The Remainder is Prime or 1

追加: 2026-05-23

[00:00:02]Welcome to another video.

[00:00:05]We know that prime numbers are not divisible by any other number except themselves and one.

[00:00:13]So, if we take any prime number and divide it by 30, the task in this video is to show that the remainder will be one or a prime number. No other options.

[00:00:27]Let's get into the video.

[00:00:30]>> [music] [music] >> So, the first thing that we want to recognize is that whenever you split a number into two, you have to look out for the properties of the split. Let me tell you what that means. This is the most important fact in this problem. And in fact, it is the only fact that we need. Anytime you split a number like this, if A can be split into B + C, if any number divides both B and C, then that number must be the divide A. Or, if any number divides A and B, then that number must divide C. So, if any two of them have a common factor, it is also a factor of the third. That's another way of stating this. If D is a factor of any two, then D is a factor of the third. It doesn't matter which two something can divide. Let me give you a very clean example.

[00:01:35]Let's say we split 20 into 14 and 6. Notice that the only number that divides 14 and 6 is 2. So, that number must also divide 20.

[00:01:50]Okay?

[00:01:52]Now, notice this. Let's take a prime number, 11.

[00:01:57]There is no way to split 11 into two numbers so that there's a number that divides both of them. It's impossible.

[00:02:06]Okay? Because if a number divides any the two of them, then that number has to divide 11. Well, there is no number that divides 11 except one. And that's the whole concept in this question. There's something unique about 30 though. It's because of what it carries, okay? Um and that's what we're doing. So, we're going to say if a prime number is divided by 30 has remainder remainder R then we can write the prime number as a multiple of 30 plus the remainder. How many times will 30 divide the prime number? K times, okay? What's the remainder? R. What we need to show is that because 30k and R cannot have a common factor because their common factor will have to divide P, but that common factor cannot unless it's one, right? So, these must be relatively prime.

[00:03:14]So, no number that divides 30k can divide R. And that's it. So, the question is what could R be? What are the possible remainders when you divide a prime number by 30? Well, the possible remainders are all numbers less than 30, right? So, possible values of R will be 1 2 So, notice that all the possible remainders are these. We can't include zero because if you say it's zero, then it means 30 divides a prime number, which we know doesn't make any sense.

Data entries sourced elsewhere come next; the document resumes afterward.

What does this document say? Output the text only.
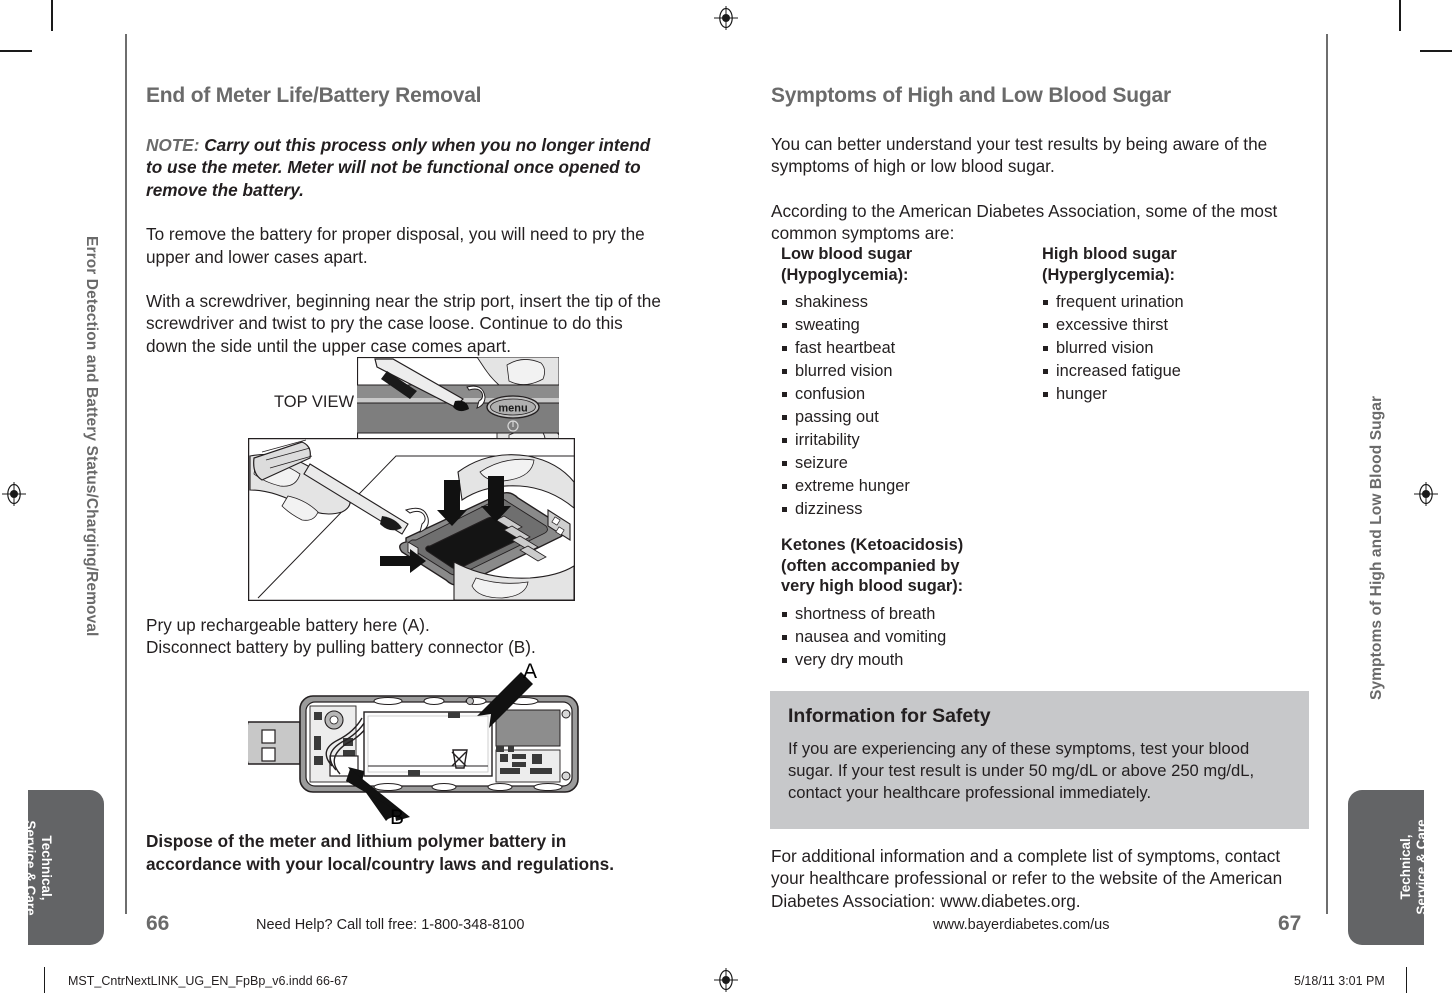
Error Detection and Battery Status/Charging/Removal
Technical,
Service & Care
End of Meter Life/Battery Removal

NOTE: Carry out this process only when you no longer intend to use the meter. Meter will not be functional once opened to remove the battery.

To remove the battery for proper disposal, you will need to pry the upper and lower cases apart.

With a screwdriver, beginning near the strip port, insert the tip of the screwdriver and twist to pry the case loose. Continue to do this down the side until the upper case comes apart.

TOP VIEW	menu

Pry up rechargeable battery here (A).

Disconnect battery by pulling battery connector (B).

A
B

Dispose of the meter and lithium polymer battery in accordance with your local/country laws and regulations.

66	Need Help? Call toll free: 1-800-348-8100
Symptoms of High and Low Blood Sugar
Technical,
Service & Care
Symptoms of High and Low Blood Sugar

You can better understand your test results by being aware of the symptoms of high or low blood sugar.

According to the American Diabetes Association, some of the most common symptoms are:

Low blood sugar
(Hypoglycemia):

shakiness
sweating
fast heartbeat
blurred vision
confusion
passing out
irritability
seizure
extreme hunger
dizziness

High blood sugar
(Hyperglycemia):

frequent urination
excessive thirst
blurred vision
increased fatigue
hunger

Ketones (Ketoacidosis)
(often accompanied by
very high blood sugar):

shortness of breath
nausea and vomiting
very dry mouth
Information for Safety

If you are experiencing any of these symptoms, test your blood sugar. If your test result is under 50 mg/dL or above 250 mg/dL, contact your healthcare professional immediately.

For additional information and a complete list of symptoms, contact your healthcare professional or refer to the website of the American Diabetes Association: www.diabetes.org.

www.bayerdiabetes.com/us	67
MST_CntrNextLINK_UG_EN_FpBp_v6.indd 66-67	5/18/11 3:01 PM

[00:03:58]Okay, and we can't write 30 for R because 30 is 30, which will make it divisible also. So, here one thing one thing we know is that anything that divides 30 cannot divide R, and these are the possible [clears throat] values of R. Okay? The prime factors of 30 are two, three, and five. Actually, 2 * 3 * 5 is 30. So, those three prime numbers cannot divide any number here. If it divides it, it's going to break this rule that we just made. So, all we got to do is eliminate all even numbers.

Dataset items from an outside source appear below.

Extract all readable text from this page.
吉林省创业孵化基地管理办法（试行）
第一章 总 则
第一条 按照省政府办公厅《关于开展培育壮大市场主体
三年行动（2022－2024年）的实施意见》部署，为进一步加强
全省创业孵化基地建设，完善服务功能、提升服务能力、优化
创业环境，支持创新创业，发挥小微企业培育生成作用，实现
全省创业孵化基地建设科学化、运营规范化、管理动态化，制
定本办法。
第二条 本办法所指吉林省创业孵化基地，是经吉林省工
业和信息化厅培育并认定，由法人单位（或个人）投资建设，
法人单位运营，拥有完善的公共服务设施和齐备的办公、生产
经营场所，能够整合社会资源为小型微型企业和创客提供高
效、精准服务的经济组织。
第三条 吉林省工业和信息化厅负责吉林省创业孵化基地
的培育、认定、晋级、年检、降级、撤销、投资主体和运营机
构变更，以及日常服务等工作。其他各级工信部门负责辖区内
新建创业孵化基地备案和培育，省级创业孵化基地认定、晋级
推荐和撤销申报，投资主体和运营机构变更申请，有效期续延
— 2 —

[00:04:38]Eliminate all Eliminate all multiples of three.

[00:04:50]>> [sighs and snorts] >> Then eliminate all multiples of five.

[00:04:56]This is gone.

[00:05:00]This is gone.

[00:05:04]What is left?

[00:05:06]Now, see what's left on the board.

[00:05:09]Everything on the board is a prime number plus one.

[00:05:16]And that's the proof.

[00:05:22]So, since the prime factors of 30 are two, three, and five, we must eliminate all multiples of two, three, and five.

[00:05:30]That we just did, and the only numbers left are one and all the prime numbers less than 30.

[00:05:38]So, so, R can only be one.

[00:05:50]7 11 13 17, 19 23 29 Did I miss any number?

[00:06:05]1 7 11 13 17 19 23 and 29 Therefore P over 30 has remainder that is prime or 1 Nice little proof there. Never stop learning. Those who stop learning stop living. Bye-bye.